In United States v. Rum, 127 AFTR2d 2021-________, the Eleventh Circuit Court of Appeals agreed with a Florida District Court that an individual who owned several stores and opened a numbered overseas bank account was liable for the willfulness penalty for failing to file an FBAR; the taxpayer attempted to blame his failure on preparers but two returns were marked as self-prepared.

In Landa v. United States, 127 AFTR2d 2021-________, the Court of Federal Claims concluded that the IRS definition of “beneficial interest” controls whether an individual has a reporting requirement for a foreign bank account and not the local law of the particular country; the Court also concluded that the 50 percent willfulness penalty is not a “cruel and unusual punishment.”

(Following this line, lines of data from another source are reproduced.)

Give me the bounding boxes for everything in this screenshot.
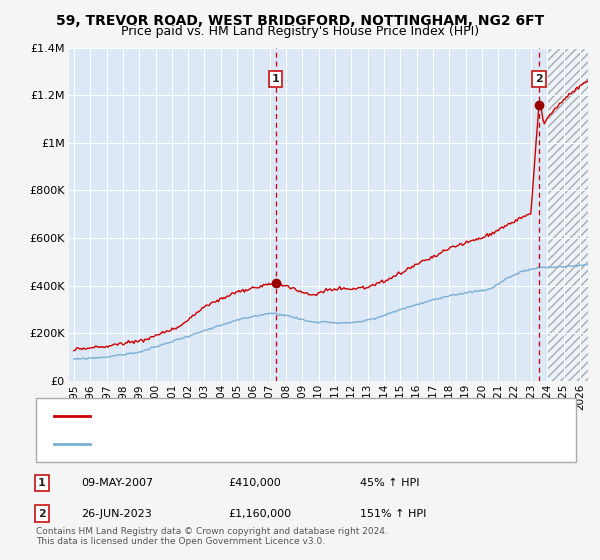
Text: 09-MAY-2007: 09-MAY-2007	[81, 478, 153, 488]
Text: £1,160,000: £1,160,000	[228, 509, 291, 519]
Bar	[547, 48, 596, 381]
Text: HPI: Average price, detached house, Rushcliffe: HPI: Average price, detached house, Rush…	[96, 439, 340, 449]
Text: Contains HM Land Registry data © Crown copyright and database right 2024.
This d: Contains HM Land Registry data © Crown c…	[36, 526, 388, 546]
Text: 2: 2	[535, 74, 543, 84]
Text: 59, TREVOR ROAD, WEST BRIDGFORD, NOTTINGHAM, NG2 6FT (detached house): 59, TREVOR ROAD, WEST BRIDGFORD, NOTTING…	[96, 410, 517, 421]
Text: 1: 1	[38, 478, 46, 488]
Text: 1: 1	[272, 74, 280, 84]
Text: 59, TREVOR ROAD, WEST BRIDGFORD, NOTTINGHAM, NG2 6FT: 59, TREVOR ROAD, WEST BRIDGFORD, NOTTING…	[56, 14, 544, 28]
Text: £410,000: £410,000	[228, 478, 281, 488]
Text: 26-JUN-2023: 26-JUN-2023	[81, 509, 152, 519]
Text: 151% ↑ HPI: 151% ↑ HPI	[360, 509, 427, 519]
Text: 2: 2	[38, 509, 46, 519]
Bar	[547, 48, 596, 381]
Text: Price paid vs. HM Land Registry's House Price Index (HPI): Price paid vs. HM Land Registry's House …	[121, 25, 479, 38]
Text: 45% ↑ HPI: 45% ↑ HPI	[360, 478, 419, 488]
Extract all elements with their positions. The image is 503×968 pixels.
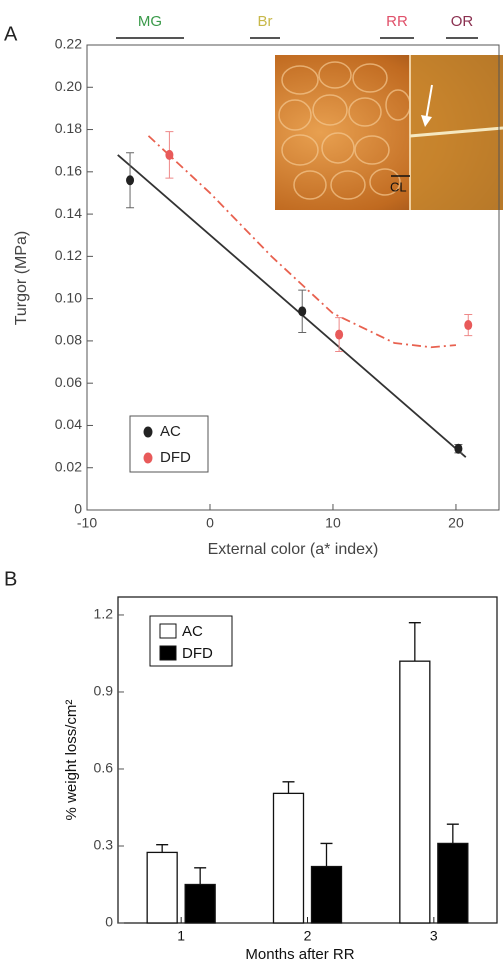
stage-label: OR	[451, 13, 474, 30]
bar	[146, 851, 178, 924]
point	[464, 320, 473, 331]
panel-label: A	[4, 23, 18, 45]
legend-label: AC	[182, 623, 203, 640]
plot-frame	[86, 44, 500, 511]
x-tick-label: 20	[448, 515, 464, 531]
bar	[437, 842, 469, 924]
stage-label: RR	[386, 13, 408, 30]
bar	[399, 660, 431, 924]
legend-label: AC	[160, 423, 181, 440]
y-tick-label: 0.6	[94, 760, 114, 776]
legend-label: DFD	[182, 645, 213, 662]
legend-frame	[149, 615, 233, 667]
y-tick-label: 0.14	[55, 205, 82, 221]
legend-frame	[129, 415, 209, 473]
y-tick-label: 0.06	[55, 374, 82, 390]
x-tick-label: -10	[77, 515, 97, 531]
bar	[310, 865, 343, 924]
error-bar	[446, 823, 459, 844]
point	[298, 306, 307, 317]
y-tick-label: 0.12	[55, 247, 82, 263]
y-tick-label: 0	[74, 501, 82, 517]
y-tick-label: 0.9	[94, 683, 114, 699]
error-bar	[320, 842, 333, 867]
point	[165, 149, 174, 160]
legend-swatch	[159, 623, 177, 639]
y-axis-label: Turgor (MPa)	[13, 231, 30, 326]
error-bar	[408, 622, 421, 662]
y-tick-label: 0.04	[55, 416, 82, 432]
stage-label: MG	[138, 13, 162, 30]
fit-line	[147, 135, 457, 349]
bar	[272, 792, 305, 924]
legend-marker	[143, 452, 153, 464]
y-tick-label: 0.22	[55, 36, 82, 52]
bar	[184, 883, 216, 924]
point	[335, 329, 344, 340]
y-tick-label: 0.3	[94, 837, 114, 853]
x-tick-label: 10	[325, 515, 341, 531]
inset-label: CL	[390, 179, 407, 194]
inset-photo: CL	[275, 55, 503, 210]
x-tick-label: 0	[206, 515, 214, 531]
y-tick-label: 0.20	[55, 78, 82, 94]
stage-label: Br	[258, 13, 273, 30]
y-tick-label: 0.16	[55, 163, 82, 179]
error-bar	[194, 867, 207, 885]
panel-label: B	[4, 568, 17, 590]
y-tick-label: 1.2	[94, 606, 114, 622]
legend-label: DFD	[160, 449, 191, 466]
x-tick-label: 3	[430, 928, 438, 944]
point	[126, 175, 135, 186]
y-axis-label: % weight loss/cm²	[63, 700, 80, 821]
error-bar	[282, 781, 295, 794]
y-tick-label: 0.10	[55, 289, 82, 305]
x-axis-label: Months after RR	[245, 946, 354, 963]
x-tick-label: 1	[177, 928, 185, 944]
legend-swatch	[159, 645, 177, 661]
y-tick-label: 0.18	[55, 120, 82, 136]
y-tick-label: 0.02	[55, 458, 82, 474]
y-tick-label: 0	[105, 914, 113, 930]
legend-marker	[143, 426, 153, 438]
point	[454, 443, 463, 454]
x-axis-label: External color (a* index)	[208, 541, 379, 558]
x-tick-label: 2	[304, 928, 312, 944]
error-bar	[156, 844, 169, 853]
y-tick-label: 0.08	[55, 332, 82, 348]
fit-line	[117, 154, 467, 458]
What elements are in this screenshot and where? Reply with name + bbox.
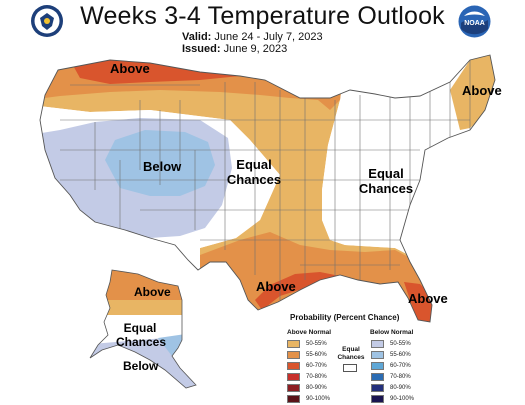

In Mendu v. United States, 127 AFTR2d 2021-259, the Court of Federal Claims determined that the FBAR penalty is not a tax requiring full payment in order to obtain court jurisdiction, meaning that a taxpayer can pay a minimal amount to challenge imposition.

In United States v. Page, 127 AFTR2d 2021-________, an Arizona Federal District Court concluded that the two-year period for IRS to recover erroneous refunds, in this case almost $300,000, is measured from the date of receipt of the check and not from its negotiation which was more than one year later. 

In Mattson v. United States, 127 AFTR2d 2021-1539, the Court of Federal Claims determined that a couple did not sign amended returns and IRS properly did not process a claim for refund.

In In Re:  Juntoff, 127 AFTR2d 2021-________, an Ohio Bankruptcy Court opined that the shared responsibility payment is not a tax measured by income or gross receipts and is not an excise tax on a transaction and, accordingly, is dischargeable in bankruptcy.

In United States v. Helton, 127 AFTR2d 2021-________, the Sixth Circuit Court of Appeals agreed with a Tennessee Federal District Court that a self-employed attorney could not discharge otherwise dischargeable income tax debts for years in which he drove an expensive car, purchased numerous luxury gifts for his wife and ate at restaurants almost every day.